ファンとしては残念ですが、少なくとも「マリア様がみてる」の作品寿命は11巻までと考えるのが妥当だと思います。それ以降は、良く言えば「ファンサービス」であり、悪く言えば「蛇足」「延命処置」です。
そして実写版
ようやっと実写映画版の話に行きます。この実写版は原作一巻を元に、「祐巳と祥子」にのみ絞って物語を展開させます。元々が「学校」と「祐巳の家」ぐらいしか舞台の出て来ない話ですが、本作では完全に学園内で完結しています。祐巳の家族は出てきませんし、祐巳の友達もほぼ蔦子のみ。山百合会に至っては祥子と志摩子以外の誰一人、明確に台詞や紹介もありません。白薔薇の二人や令・由乃コンビは原作では相当なファンがついていますが、このあたりの要素は全てばっさりカットしています。あくまでも「祥子が祐巳をスールに出来るか否か」というストーリーのみで転がしています。

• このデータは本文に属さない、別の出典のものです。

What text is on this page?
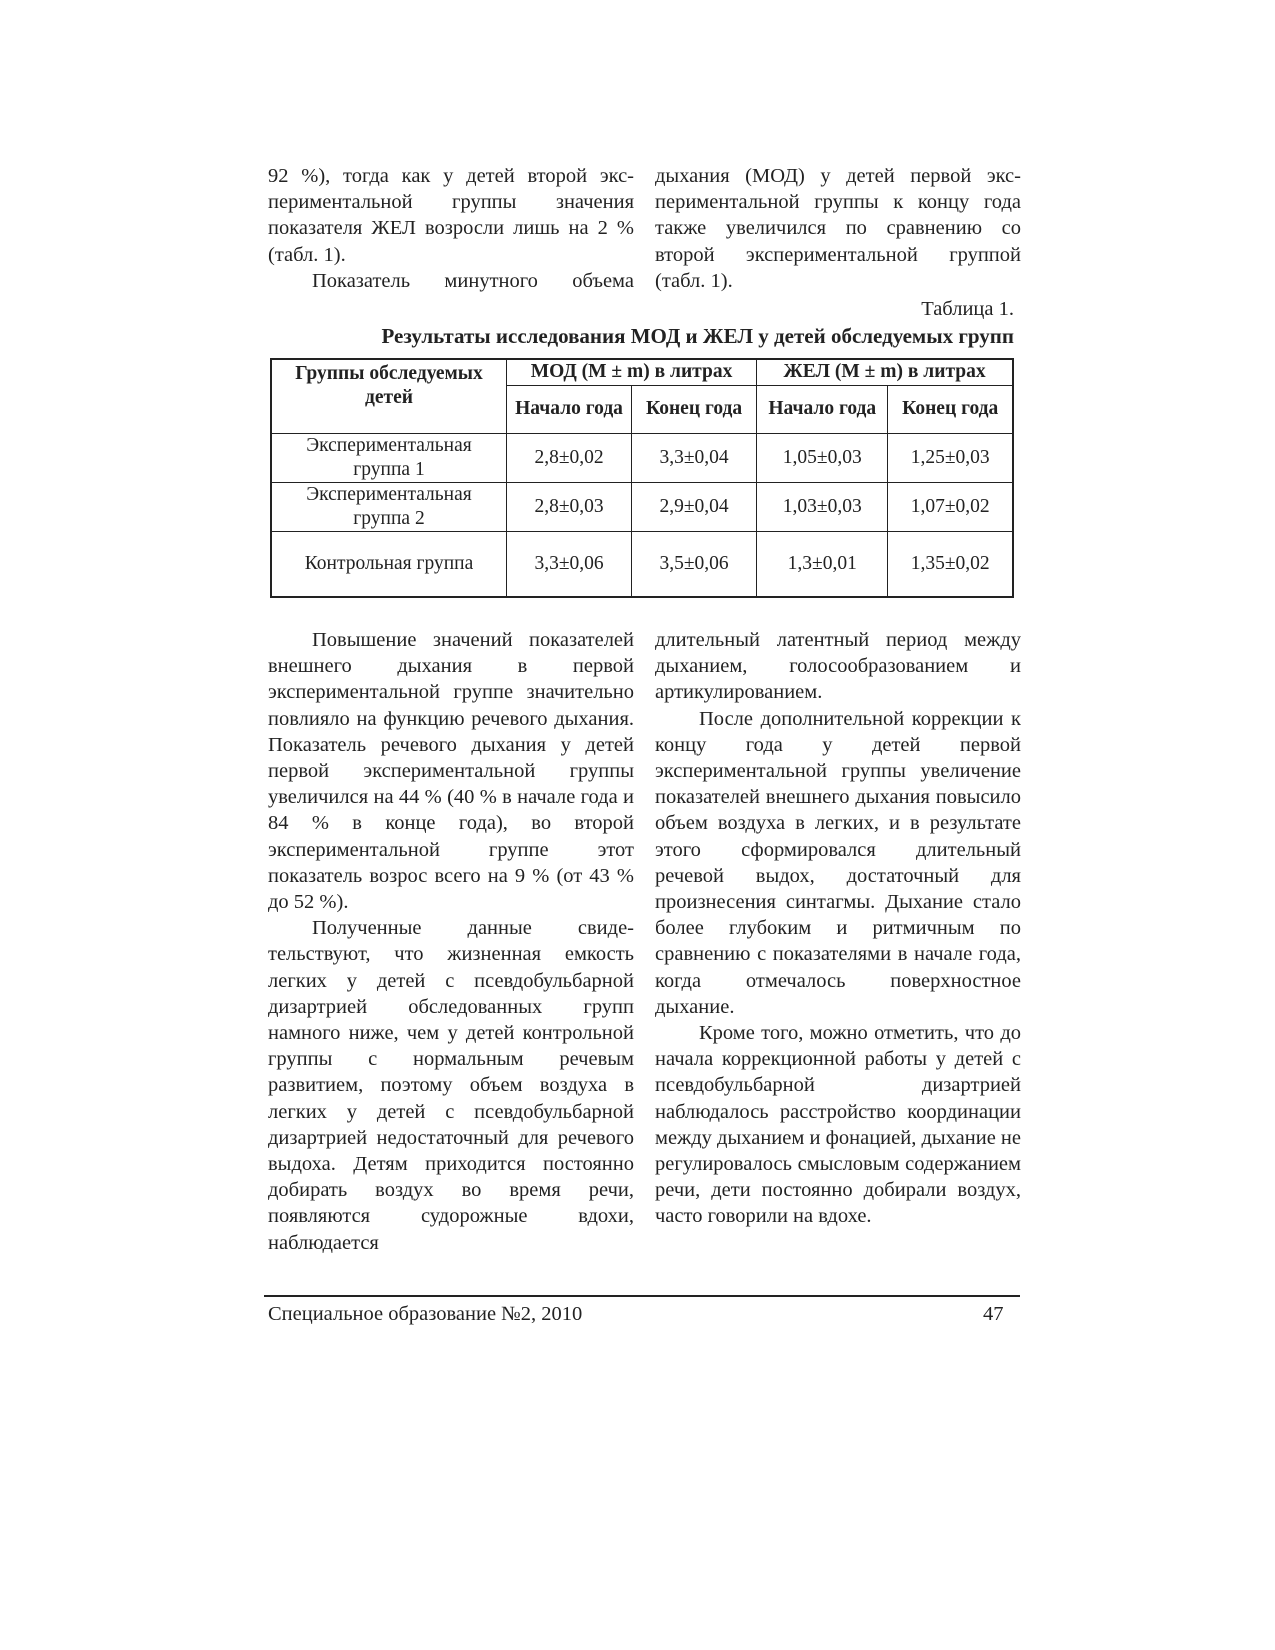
92 %), тогда как у детей второй экспериментальной группы значения показателя ЖЕЛ возросли лишь на 2 % (табл. 1).

Показатель минутного объема

дыхания (МОД) у детей первой экспериментальной группы к концу года также увеличился по сравнению со второй экспериментальной группой (табл. 1).

Таблица 1.
Результаты исследования МОД и ЖЕЛ у детей обследуемых групп
Группы обследуемых детей	МОД (М ± m) в литрах		ЖЕЛ (М ± m) в литрах	
	Начало года	Конец года	Начало года	Конец года
Экспериментальная группа 1	2,8±0,02	3,3±0,04	1,05±0,03	1,25±0,03
Экспериментальная группа 2	2,8±0,03	2,9±0,04	1,03±0,03	1,07±0,02
Контрольная группа	3,3±0,06	3,5±0,06	1,3±0,01	1,35±0,02

Повышение значений показателей внешнего дыхания в первой экспериментальной группе значительно повлияло на функцию речевого дыхания. Показатель речевого дыхания у детей первой экспериментальной группы увеличился на 44 % (40 % в начале года и 84 % в конце года), во второй экспериментальной группе этот показатель возрос всего на 9 % (от 43 % до 52 %).

Полученные данные свидетельствуют, что жизненная емкость легких у детей с псевдобульбарной дизартрией обследованных групп намного ниже, чем у детей контрольной группы с нормальным речевым развитием, поэтому объем воздуха в легких у детей с псевдобульбарной дизартрией недостаточный для речевого выдоха. Детям приходится постоянно добирать воздух во время речи, появляются судорожные вдохи, наблюдается

длительный латентный период между дыханием, голосообразованием и артикулированием.

После дополнительной коррекции к концу года у детей первой экспериментальной группы увеличение показателей внешнего дыхания повысило объем воздуха в легких, и в результате этого сформировался длительный речевой выдох, достаточный для произнесения синтагмы. Дыхание стало более глубоким и ритмичным по сравнению с показателями в начале года, когда отмечалось поверхностное дыхание.

Кроме того, можно отметить, что до начала коррекционной работы у детей с псевдобульбарной дизартрией наблюдалось расстройство координации между дыханием и фонацией, дыхание не регулировалось смысловым содержанием речи, дети постоянно добирали воздух, часто говорили на вдохе.

Специальное образование №2, 2010	47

私はこの整理は大正解だと思います。というのも、90分程度で話をまとめるのであれば、、、そして映画として3幕構成に落とし込むのであれば、あきらかに祥子の成長をメインに据えるよりほかないからです。原作一巻の肝は、「庶民派の祐巳の影響で、お嬢様の祥子が成長する」という部分にあります。これにより、身分を越えた信頼関係が生まれるからです。最初は「シンデレラをやりたくない(=優と向き合いたくない)」から祐巳を構っていた祥子が、第二ターニングポイントで祐巳に相談することで「私はむしろシンデレラをやりたい(=優と向き合ってケリをつける)」と変化するところが一番大事です。
この実写版ではその肝を中心にして、見事に原作がシュリンクされています。映画化はこの時点で確実に大成功です。

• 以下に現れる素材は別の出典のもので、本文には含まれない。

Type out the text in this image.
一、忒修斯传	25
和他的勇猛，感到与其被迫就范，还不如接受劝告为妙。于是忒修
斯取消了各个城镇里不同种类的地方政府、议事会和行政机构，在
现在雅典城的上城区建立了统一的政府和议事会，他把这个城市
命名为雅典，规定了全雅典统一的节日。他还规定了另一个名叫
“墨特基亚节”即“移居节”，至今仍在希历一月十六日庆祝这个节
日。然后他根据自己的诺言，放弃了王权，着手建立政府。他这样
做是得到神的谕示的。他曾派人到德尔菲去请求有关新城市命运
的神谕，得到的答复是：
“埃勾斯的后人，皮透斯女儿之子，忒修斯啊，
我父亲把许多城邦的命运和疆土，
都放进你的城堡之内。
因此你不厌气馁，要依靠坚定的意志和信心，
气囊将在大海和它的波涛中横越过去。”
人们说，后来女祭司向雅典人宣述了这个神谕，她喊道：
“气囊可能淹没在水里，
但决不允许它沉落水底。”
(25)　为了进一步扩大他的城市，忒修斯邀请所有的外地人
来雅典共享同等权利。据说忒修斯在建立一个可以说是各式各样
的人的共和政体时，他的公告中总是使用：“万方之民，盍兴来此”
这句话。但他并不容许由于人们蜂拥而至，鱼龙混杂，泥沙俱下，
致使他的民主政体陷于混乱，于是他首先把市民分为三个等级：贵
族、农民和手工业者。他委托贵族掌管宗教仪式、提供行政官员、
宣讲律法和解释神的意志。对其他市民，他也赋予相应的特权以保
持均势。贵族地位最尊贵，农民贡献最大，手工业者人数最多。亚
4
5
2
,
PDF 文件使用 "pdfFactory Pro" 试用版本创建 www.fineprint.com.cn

もちろん細かい演出からもきちんと原作を噛み砕いているのが見て取れます。本作における原作からの最大の変更点はラストシーンです。ラストのクライマックスにおける祐巳と祥子の会話が変更され、祐巳の台詞が削られています。本作ではあくまでも祐巳は「自信の無い庶民」として描かれますから、クライマックスのシーンで「あまりのことに声も出ない」というのは映画演出としては正しいです。ここは非常に有名な掛け合いシーンですので変更には相当勇気がいたと思いますが、個人的には良い変更だと思います。

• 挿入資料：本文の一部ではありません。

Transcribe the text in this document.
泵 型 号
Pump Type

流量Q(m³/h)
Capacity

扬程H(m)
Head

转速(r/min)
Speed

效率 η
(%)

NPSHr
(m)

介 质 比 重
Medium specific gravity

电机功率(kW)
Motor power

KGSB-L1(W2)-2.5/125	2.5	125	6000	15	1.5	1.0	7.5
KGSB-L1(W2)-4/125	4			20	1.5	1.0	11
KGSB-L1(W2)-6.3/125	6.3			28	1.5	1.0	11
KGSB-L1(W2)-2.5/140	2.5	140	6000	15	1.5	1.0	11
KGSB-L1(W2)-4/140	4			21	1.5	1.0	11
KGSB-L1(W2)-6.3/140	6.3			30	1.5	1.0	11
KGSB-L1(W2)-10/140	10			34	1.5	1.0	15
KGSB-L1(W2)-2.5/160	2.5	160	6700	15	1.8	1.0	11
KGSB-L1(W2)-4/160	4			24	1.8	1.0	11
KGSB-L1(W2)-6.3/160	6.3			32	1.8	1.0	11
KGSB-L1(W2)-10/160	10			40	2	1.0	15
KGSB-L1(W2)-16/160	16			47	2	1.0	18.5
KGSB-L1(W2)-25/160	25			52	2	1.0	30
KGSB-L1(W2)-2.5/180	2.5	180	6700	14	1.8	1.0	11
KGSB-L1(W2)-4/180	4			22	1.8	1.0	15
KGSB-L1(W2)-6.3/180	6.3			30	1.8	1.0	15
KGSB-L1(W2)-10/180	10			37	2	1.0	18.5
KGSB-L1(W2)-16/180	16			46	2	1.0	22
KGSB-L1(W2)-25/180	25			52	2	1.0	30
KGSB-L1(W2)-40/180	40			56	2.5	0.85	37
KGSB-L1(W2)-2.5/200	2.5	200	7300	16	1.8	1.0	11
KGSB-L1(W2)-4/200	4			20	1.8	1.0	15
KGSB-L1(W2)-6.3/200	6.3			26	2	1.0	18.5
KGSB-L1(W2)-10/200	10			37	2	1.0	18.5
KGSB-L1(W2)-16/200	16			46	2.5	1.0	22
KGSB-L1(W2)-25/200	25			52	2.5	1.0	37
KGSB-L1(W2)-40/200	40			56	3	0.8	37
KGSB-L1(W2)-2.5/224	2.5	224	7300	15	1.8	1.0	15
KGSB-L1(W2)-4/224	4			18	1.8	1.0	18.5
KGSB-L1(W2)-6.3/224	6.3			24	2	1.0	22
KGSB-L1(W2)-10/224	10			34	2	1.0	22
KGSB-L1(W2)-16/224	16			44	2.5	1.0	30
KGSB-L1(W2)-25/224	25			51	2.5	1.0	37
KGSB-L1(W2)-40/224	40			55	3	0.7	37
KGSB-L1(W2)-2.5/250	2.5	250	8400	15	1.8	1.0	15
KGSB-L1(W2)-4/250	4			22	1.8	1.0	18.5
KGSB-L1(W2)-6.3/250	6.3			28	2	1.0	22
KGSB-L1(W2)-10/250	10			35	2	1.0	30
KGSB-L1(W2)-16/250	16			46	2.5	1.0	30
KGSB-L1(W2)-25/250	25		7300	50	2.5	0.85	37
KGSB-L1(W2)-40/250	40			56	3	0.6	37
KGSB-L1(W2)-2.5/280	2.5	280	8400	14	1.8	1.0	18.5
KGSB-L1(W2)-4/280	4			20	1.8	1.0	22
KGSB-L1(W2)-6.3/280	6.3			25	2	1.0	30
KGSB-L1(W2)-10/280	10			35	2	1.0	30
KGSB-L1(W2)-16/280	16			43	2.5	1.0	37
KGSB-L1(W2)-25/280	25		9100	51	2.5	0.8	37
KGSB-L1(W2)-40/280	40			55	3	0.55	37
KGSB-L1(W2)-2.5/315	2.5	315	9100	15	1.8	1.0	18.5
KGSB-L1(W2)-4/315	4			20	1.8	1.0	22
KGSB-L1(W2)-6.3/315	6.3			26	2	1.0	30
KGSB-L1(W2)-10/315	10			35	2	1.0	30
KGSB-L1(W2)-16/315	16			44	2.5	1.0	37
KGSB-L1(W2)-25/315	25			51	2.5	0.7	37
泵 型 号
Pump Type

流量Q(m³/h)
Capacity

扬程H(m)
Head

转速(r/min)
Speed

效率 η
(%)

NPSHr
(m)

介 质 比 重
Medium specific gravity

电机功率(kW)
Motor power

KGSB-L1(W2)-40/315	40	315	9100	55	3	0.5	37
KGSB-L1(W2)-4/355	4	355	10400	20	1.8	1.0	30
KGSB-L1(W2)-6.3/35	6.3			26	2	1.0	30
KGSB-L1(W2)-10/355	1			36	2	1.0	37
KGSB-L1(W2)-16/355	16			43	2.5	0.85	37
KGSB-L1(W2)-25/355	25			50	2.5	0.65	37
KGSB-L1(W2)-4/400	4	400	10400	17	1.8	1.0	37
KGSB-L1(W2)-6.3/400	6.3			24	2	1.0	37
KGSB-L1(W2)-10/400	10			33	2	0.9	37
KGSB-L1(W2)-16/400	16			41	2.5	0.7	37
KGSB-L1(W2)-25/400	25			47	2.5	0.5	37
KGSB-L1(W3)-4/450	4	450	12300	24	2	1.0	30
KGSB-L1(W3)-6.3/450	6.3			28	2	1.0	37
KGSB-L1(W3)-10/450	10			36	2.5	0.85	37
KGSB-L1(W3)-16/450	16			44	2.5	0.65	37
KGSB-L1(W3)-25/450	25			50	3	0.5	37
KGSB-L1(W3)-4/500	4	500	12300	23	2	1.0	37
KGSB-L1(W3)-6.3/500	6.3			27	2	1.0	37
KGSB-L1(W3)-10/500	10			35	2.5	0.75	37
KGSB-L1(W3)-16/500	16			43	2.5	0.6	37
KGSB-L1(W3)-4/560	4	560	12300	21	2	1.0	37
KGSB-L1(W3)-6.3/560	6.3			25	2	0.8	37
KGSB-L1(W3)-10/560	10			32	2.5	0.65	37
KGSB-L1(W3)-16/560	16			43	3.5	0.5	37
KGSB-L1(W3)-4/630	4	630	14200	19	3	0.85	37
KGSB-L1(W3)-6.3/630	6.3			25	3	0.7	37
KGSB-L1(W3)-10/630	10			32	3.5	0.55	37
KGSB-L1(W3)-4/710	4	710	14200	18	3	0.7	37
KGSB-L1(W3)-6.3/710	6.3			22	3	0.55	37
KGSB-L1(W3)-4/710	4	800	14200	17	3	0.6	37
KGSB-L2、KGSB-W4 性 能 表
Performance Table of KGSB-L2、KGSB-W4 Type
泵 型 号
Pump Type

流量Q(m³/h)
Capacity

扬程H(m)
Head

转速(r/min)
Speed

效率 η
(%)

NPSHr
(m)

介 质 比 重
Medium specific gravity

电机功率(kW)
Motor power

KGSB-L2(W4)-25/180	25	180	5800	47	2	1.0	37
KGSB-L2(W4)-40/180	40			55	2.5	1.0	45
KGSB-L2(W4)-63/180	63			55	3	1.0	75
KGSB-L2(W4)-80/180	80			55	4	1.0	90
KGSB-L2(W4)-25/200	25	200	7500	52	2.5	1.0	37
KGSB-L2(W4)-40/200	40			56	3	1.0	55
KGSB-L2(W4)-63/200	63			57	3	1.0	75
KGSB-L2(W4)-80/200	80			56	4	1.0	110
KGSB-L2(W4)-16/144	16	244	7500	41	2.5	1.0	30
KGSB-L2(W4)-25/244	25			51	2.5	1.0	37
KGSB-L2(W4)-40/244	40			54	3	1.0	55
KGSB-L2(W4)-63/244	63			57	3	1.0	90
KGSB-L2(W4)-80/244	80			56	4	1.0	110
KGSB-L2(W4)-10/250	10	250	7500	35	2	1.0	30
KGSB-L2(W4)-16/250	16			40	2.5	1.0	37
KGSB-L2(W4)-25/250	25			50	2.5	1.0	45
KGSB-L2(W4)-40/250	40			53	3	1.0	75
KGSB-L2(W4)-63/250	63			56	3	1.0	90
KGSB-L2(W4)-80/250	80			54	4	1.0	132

また、BECKの時に書いた「歌を誤魔化す」演出も本作では見事にクリアしています。本作の演劇シーンは「夕暮れ時の教室や生徒会室の風景」と「BGM」と「徐々にフェードアウトする台詞」で誤魔化されます。そしてそのシーンの直後に、蔦子と祐巳の会話で「夢のような日々が終わってしまった」という内容が語られます。つまり、演劇シーンの演出は「祐巳が感じたセンチメンタル/ノスタルジーの表現」になっているわけです。これによって、「誤魔化すため」の演出に作品内で必然性をもたせたることに成功しています。
【まとめ】
大枠では原作に忠実な流れでありながら、きちんと映画にするための整理を行った素晴らしい映画化だと思います。もちろん、キャラクター人気の高い作品ですから、キャストにあれこれ文句は絶対に出ると思います。個人的には鳥居江利子と柏木優のキャスティングは無しですw
冒頭にも書きましたが、ポスターを見るとものすごい地雷の香りがただよってきますw っていうかはっきり書きますと、未来穂香の顔と鼻が丸すぎます。でも本編を見て納得しました。本作では「祥子が祐巳を心より必要とした」のが大事なんです。だから外見がブサイクならブサイクなほど「内面に惚れた」という表現になるわけです。ストーリー上も、「志摩子には外見で判断してスールを申し込んだけれど、祐巳には内面に惚れてスールを申し込んだ」わけですから、志摩子と祐巳は絶妙な顔バランスでキャスティングしないといけないわけですw
もうすでに公開スクリーンが小さくなってきているようですが、お近くで上映している方は是非是非見てみて下さい。かなり意外な掘り出し物です。オススメします!